Drink sparkling water or other unsweetened beverages. And when it comes to alcohol, skip the pre-meal cocktail. Always drink alcohol along with food, experts advise.

"A cocktail on an empty stomach has a tendency to make you less restrained and eat more than you would if you save your alcohol to enjoy with the meal," says David Katz, MD, author of The Flavor Point Diet.

6. Pass on Bread.

The French wouldn't think of a meal without bread. But in our country, we often can't stop with one slice. It's usually the refined white kind, slathered with butter, or dunked in olive oil.

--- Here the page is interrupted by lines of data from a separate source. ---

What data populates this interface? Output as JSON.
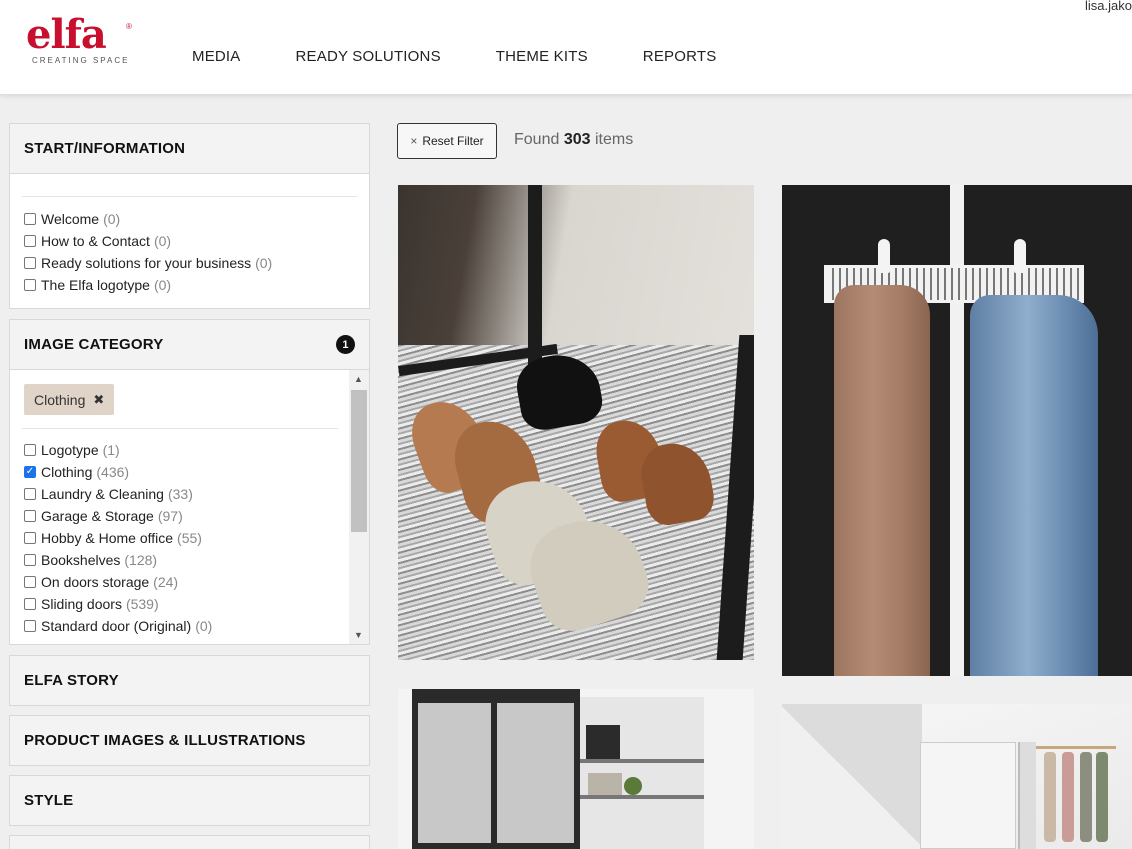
{
  "header": {
    "logo": {
      "word": "elfa",
      "tagline": "CREATING SPACE",
      "reg": "®"
    },
    "nav": [
      "MEDIA",
      "READY SOLUTIONS",
      "THEME KITS",
      "REPORTS"
    ],
    "user": "lisa.jako"
  },
  "sidebar": {
    "start": {
      "title": "START/INFORMATION",
      "options": [
        {
          "label": "Welcome",
          "count": "(0)",
          "checked": false
        },
        {
          "label": "How to & Contact",
          "count": "(0)",
          "checked": false
        },
        {
          "label": "Ready solutions for your business",
          "count": "(0)",
          "checked": false
        },
        {
          "label": "The Elfa logotype",
          "count": "(0)",
          "checked": false
        }
      ]
    },
    "category": {
      "title": "IMAGE CATEGORY",
      "badge": "1",
      "chip": "Clothing",
      "options": [
        {
          "label": "Logotype",
          "count": "(1)",
          "checked": false
        },
        {
          "label": "Clothing",
          "count": "(436)",
          "checked": true
        },
        {
          "label": "Laundry & Cleaning",
          "count": "(33)",
          "checked": false
        },
        {
          "label": "Garage & Storage",
          "count": "(97)",
          "checked": false
        },
        {
          "label": "Hobby & Home office",
          "count": "(55)",
          "checked": false
        },
        {
          "label": "Bookshelves",
          "count": "(128)",
          "checked": false
        },
        {
          "label": "On doors storage",
          "count": "(24)",
          "checked": false
        },
        {
          "label": "Sliding doors",
          "count": "(539)",
          "checked": false
        },
        {
          "label": "Standard door (Original)",
          "count": "(0)",
          "checked": false
        }
      ]
    },
    "sections": [
      "ELFA STORY",
      "PRODUCT IMAGES & ILLUSTRATIONS",
      "STYLE"
    ]
  },
  "main": {
    "reset_label": "Reset Filter",
    "found_prefix": "Found",
    "found_count": "303",
    "found_suffix": "items"
  },
  "icons": {
    "close": "×",
    "chip_close": "✖",
    "scroll_up": "▲",
    "scroll_down": "▼"
  }
}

If you really need bread with your meal, experts suggest having a slice of whole-grain bread -- plain or with just a touch of fat.

Olive oil is a healthier option than butter -- but only if you use a limited amount.

"Use a spoon to drizzle just a little olive oil onto your bread," says Gidus. "If you dip bread into a plate of oil, it acts like a sponge and absorbs much more than you need, piling on the fat calories before you eat your meal."

Published November 22, 2006.

SOURCES: Ellie Krieger, RD, host, Healthy Appetite TV show; author, Small Changes, Big Results. Tara Gidus, MS, RD, spokeswoman, American Dietetic Association. David Katz, MD, MPH, director, Prevention Research Center, Yale University; author, The Flavor Point Diet.